Audit Commission report into local government

MoneyThe Audit Commission today released its performance evaluation of councils in the UK.  They report that 83% of councils received a 3 or 4 (maximum) star status, a 3% increase from 2006.  Surprisingly, no councils were in the lowest ranked category with 13 Councils achieving the 4 stars and ‘improving strongly’ grade from the Commission.

Is this accurate?  Is this how you feel about your council?

Ten years of council tax rises leading to well over 100% increases in council tax.  The average Council spends a million pounds on their own self-promotion and councils have seen an explosion in middle managers earning over £50,000

Looking deeper in the statistics, let’s see how some of these '4 star' councils compare to the research we’ve produced:

Kent County Council, ranked 4 star and ‘strongly improving’ by the Audit Commission spent £6.5million on its own publicity (a 357% increase in ten years) and employ 713 bureaucrats earning over £50,000 a year (that’s up from only 37 in 1997).

Tameside Council, 4 stars, employed only 10 middle managers earning over £50,000 in 1997.  Now they employ 147.

Camden, another 4 star council, spends £3.5million on its publicity and employs 191 middle managers on over £50,000, costing Camden’s taxpayers £12.3million a year.

Value for money?  Worth four stars?  Of course not!  One council, Hammersmith and Fulham, deserves 4 starts because it’s cutting council tax; it’s cutting their self promotion budget.  It’s delivering frontline services, like 24-hour policing.  That is worth four stars because it’s got the basics right, it’s giving people the services they expect. 

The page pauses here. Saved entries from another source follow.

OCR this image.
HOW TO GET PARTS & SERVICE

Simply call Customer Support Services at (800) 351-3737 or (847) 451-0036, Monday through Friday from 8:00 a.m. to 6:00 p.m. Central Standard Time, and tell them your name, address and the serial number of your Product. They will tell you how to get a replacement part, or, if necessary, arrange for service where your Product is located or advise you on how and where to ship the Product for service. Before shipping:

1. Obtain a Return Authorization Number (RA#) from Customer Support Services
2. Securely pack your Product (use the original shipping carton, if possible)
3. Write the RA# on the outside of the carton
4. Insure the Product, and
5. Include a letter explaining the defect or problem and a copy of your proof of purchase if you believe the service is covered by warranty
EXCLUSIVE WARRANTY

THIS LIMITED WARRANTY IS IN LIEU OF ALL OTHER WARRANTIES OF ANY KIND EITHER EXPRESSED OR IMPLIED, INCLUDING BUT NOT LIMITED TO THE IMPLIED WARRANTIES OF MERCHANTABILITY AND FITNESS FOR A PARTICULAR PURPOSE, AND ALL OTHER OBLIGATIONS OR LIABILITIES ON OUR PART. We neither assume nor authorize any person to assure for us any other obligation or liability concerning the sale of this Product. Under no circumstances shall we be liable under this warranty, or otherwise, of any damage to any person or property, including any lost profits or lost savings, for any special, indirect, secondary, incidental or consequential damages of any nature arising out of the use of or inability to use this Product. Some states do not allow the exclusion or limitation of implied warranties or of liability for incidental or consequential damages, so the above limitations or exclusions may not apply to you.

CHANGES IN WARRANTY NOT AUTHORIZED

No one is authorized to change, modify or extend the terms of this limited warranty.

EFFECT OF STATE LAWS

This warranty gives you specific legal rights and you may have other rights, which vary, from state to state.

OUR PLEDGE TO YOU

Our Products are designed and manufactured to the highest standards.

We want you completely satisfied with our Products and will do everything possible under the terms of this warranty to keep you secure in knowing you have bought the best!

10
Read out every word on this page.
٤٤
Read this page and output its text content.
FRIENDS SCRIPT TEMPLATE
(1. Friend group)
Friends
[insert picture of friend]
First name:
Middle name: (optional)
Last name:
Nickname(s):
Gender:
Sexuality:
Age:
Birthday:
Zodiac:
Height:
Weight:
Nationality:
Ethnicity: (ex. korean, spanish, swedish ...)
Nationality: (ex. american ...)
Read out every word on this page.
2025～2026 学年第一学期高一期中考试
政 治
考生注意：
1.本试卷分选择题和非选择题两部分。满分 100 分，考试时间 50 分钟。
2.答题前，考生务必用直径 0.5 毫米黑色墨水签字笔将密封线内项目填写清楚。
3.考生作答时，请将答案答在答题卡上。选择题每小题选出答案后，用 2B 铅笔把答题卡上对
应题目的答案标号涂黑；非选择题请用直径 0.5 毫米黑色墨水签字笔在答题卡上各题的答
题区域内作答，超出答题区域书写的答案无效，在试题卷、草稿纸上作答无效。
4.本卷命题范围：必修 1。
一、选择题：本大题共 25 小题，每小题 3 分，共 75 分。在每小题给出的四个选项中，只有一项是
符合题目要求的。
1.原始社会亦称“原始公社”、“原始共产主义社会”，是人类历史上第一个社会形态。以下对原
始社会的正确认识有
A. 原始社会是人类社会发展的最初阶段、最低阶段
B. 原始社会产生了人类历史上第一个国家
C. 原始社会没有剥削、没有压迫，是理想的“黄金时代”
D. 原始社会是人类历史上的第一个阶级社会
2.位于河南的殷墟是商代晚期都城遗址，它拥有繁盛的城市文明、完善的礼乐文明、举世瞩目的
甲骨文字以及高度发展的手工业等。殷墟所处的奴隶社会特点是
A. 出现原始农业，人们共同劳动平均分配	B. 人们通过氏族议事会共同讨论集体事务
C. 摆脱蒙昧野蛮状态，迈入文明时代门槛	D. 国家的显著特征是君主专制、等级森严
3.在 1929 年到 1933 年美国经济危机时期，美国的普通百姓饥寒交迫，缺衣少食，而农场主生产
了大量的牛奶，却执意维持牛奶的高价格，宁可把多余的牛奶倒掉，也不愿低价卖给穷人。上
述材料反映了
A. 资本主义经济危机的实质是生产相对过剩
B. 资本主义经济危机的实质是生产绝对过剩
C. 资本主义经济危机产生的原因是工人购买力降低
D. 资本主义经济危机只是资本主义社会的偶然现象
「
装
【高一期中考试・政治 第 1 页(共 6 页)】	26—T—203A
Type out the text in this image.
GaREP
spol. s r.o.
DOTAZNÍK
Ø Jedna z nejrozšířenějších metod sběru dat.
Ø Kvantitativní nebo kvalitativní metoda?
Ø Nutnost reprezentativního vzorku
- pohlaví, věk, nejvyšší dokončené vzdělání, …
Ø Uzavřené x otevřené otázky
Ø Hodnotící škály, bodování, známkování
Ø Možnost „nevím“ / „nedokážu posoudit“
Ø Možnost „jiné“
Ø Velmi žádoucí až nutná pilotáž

The others, week on week, advertise for middle management, filling their council offices with more and more drains on public finances.  Government is growing, taking more of our money in tax to create more excuses for its own existence.  Our services are declining because the politicians and bureaucrats cannot manage the provision of services from a monolithic, top-down superstructure.  We don’t need a report to be told what our councils are like.  On the streets people know what their councils are up to; the people are over-taxed, see their bins collected less and less and yet find councils continuously advertising for middle management.  And no amount of propaganda from councils or commissions is going to convince us otherwise!